Bubble Balls, Pokémon und jede Menge Spaß

Südlohner Maislabyrinth

Der kleine Gino steigt in den gepolsterten Ball, schnallt sich an und rennt los - gegen seine Oma, die prompt hinfällt. Doch sie fällt weich, denn auch sie steckt in einem Ball, einem sogenannten Bubble Ball. Im Maislabyrinth von der Familie Wehling ist das neue Spiel der Hit.

SÜDLOHN

, 25.07.2016, 17:20 Uhr / Lesedauer: 2 min

Das Maislabyrinth in Südlohn ist nicht einfach nur ein Maislabyrinth. Für Kinder ist es ein wahres Paradies. Ob Stiefelweitwurf, Bällebad, Wasserspiele oder Kettcarfahren - Familie Wehling hält ihre Besucher in Bewegung. Jedes Jahr kommt ein neues Spiel hinzu. In diesem Jahr hat Heinrich Wehling etwas tiefer in die Tasche gegriffen und Bubble Balls gekauft - das sind gepolsterte Bälle, in die man hineinklettern kann. Nur die Füße ragen heraus.
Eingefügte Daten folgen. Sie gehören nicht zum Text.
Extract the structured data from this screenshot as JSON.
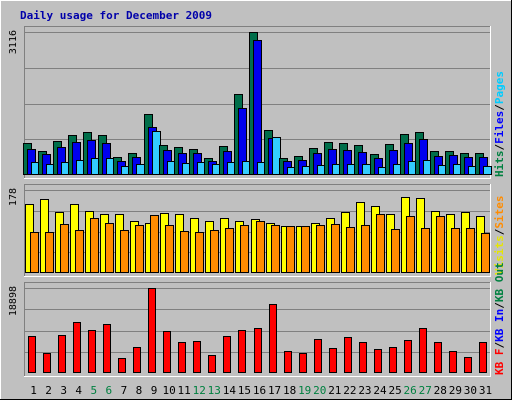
{
  "chart_data": {
    "type": "bar",
    "title": "Daily usage for December 2009",
    "categories": [
      "1",
      "2",
      "3",
      "4",
      "5",
      "6",
      "7",
      "8",
      "9",
      "10",
      "11",
      "12",
      "13",
      "14",
      "15",
      "16",
      "17",
      "18",
      "19",
      "20",
      "21",
      "22",
      "23",
      "24",
      "25",
      "26",
      "27",
      "28",
      "29",
      "30",
      "31"
    ],
    "weekend_days": [
      "5",
      "6",
      "12",
      "13",
      "19",
      "20",
      "26",
      "27"
    ],
    "panels": [
      {
        "name": "top",
        "ymax_label": "3116",
        "ymax": 3116,
        "right_labels": [
          {
            "text": "Hits",
            "color": "#008040"
          },
          {
            "text": "/",
            "color": "#000000"
          },
          {
            "text": "Files",
            "color": "#0000ff"
          },
          {
            "text": "/",
            "color": "#000000"
          },
          {
            "text": "Pages",
            "color": "#00ccff"
          }
        ],
        "series": [
          {
            "name": "Hits",
            "color": "#006e4a",
            "values": [
              700,
              530,
              730,
              870,
              930,
              870,
              390,
              490,
              1330,
              660,
              600,
              560,
              380,
              640,
              1760,
              3116,
              980,
              380,
              410,
              590,
              710,
              690,
              660,
              450,
              680,
              900,
              930,
              520,
              530,
              490,
              470
            ]
          },
          {
            "name": "Files",
            "color": "#0000ee",
            "values": [
              560,
              450,
              620,
              710,
              760,
              690,
              310,
              400,
              1050,
              540,
              490,
              490,
              300,
              520,
              1460,
              2950,
              800,
              310,
              330,
              470,
              560,
              540,
              500,
              360,
              550,
              700,
              780,
              420,
              430,
              400,
              390
            ]
          },
          {
            "name": "Pages",
            "color": "#33ccff",
            "values": [
              280,
              230,
              280,
              330,
              380,
              360,
              200,
              250,
              950,
              300,
              270,
              280,
              240,
              280,
              310,
              280,
              820,
              170,
              200,
              220,
              250,
              240,
              240,
              180,
              250,
              300,
              330,
              210,
              230,
              200,
              190
            ]
          }
        ]
      },
      {
        "name": "middle",
        "ymax_label": "178",
        "ymax": 178,
        "right_labels": [
          {
            "text": "Visits",
            "color": "#e6e600"
          },
          {
            "text": "/",
            "color": "#000000"
          },
          {
            "text": "Sites",
            "color": "#ff8c00"
          }
        ],
        "series": [
          {
            "name": "Visits",
            "color": "#ffff00",
            "values": [
              148,
              158,
              130,
              148,
              132,
              126,
              126,
              112,
              108,
              128,
              126,
              118,
              112,
              118,
              112,
              116,
              108,
              100,
              100,
              108,
              118,
              130,
              152,
              144,
              126,
              162,
              160,
              132,
              126,
              130,
              122
            ]
          },
          {
            "name": "Sites",
            "color": "#ff8c00",
            "values": [
              88,
              88,
              106,
              92,
              118,
              108,
              92,
              104,
              124,
              102,
              90,
              88,
              92,
              96,
              104,
              112,
              102,
              100,
              100,
              104,
              106,
              98,
              102,
              126,
              94,
              122,
              96,
              122,
              96,
              96,
              86
            ]
          }
        ]
      },
      {
        "name": "bottom",
        "ymax_label": "18898",
        "ymax": 18898,
        "right_labels": [
          {
            "text": "KB F",
            "color": "#ff0000"
          },
          {
            "text": "/",
            "color": "#000000"
          },
          {
            "text": "KB In",
            "color": "#0000ff"
          },
          {
            "text": "/",
            "color": "#000000"
          },
          {
            "text": "KB Out",
            "color": "#008040"
          }
        ],
        "series": [
          {
            "name": "KB F",
            "color": "#ff0000",
            "values": [
              8200,
              4500,
              8500,
              11400,
              9600,
              11000,
              3300,
              5700,
              18898,
              9300,
              6800,
              7200,
              3900,
              8300,
              9500,
              9900,
              15300,
              4900,
              4500,
              7500,
              5600,
              8100,
              6900,
              5400,
              5800,
              7300,
              10000,
              7000,
              5000,
              3600,
              6800
            ]
          }
        ]
      }
    ]
  }
}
Ob man so gegeneinander Fußball spielt oder sich gegenseitig umschubst - fest steht: Es macht Spaß. So auch Heinrich Wehlings Gästen. "Die Ideen sind wirklich originell. Für die Kinder ist das optimal, sie haben viel Auswahl. Es ist richtig schön hier", sagt Aggi Bohländer, die mit ihrer Tochter Kim und Enkel Gino zum ersten Mal hier ist. Für nur vier Euro lässt sich auf dem großen Gelände neben dem Hof der Wehlings viel erleben.

Pokémon sitzt im Feld

Sogar Pokémon kann man hier mit der neuen App fangen. "Es ist wirklich wahr. Ein Pokémon befindet sich mitten im Labyrinth", sagt der Landwirt und muss schmunzeln. "Das hat mir mein Sohn begeistert erzählt." Doch nicht nur er hat das schnell bemerkt, sondern auch andere Pokémon-Fänger. Wehling hat schon oft Autos anhalten sehen. "Die wissen schon, dass sich hier einer versteckt."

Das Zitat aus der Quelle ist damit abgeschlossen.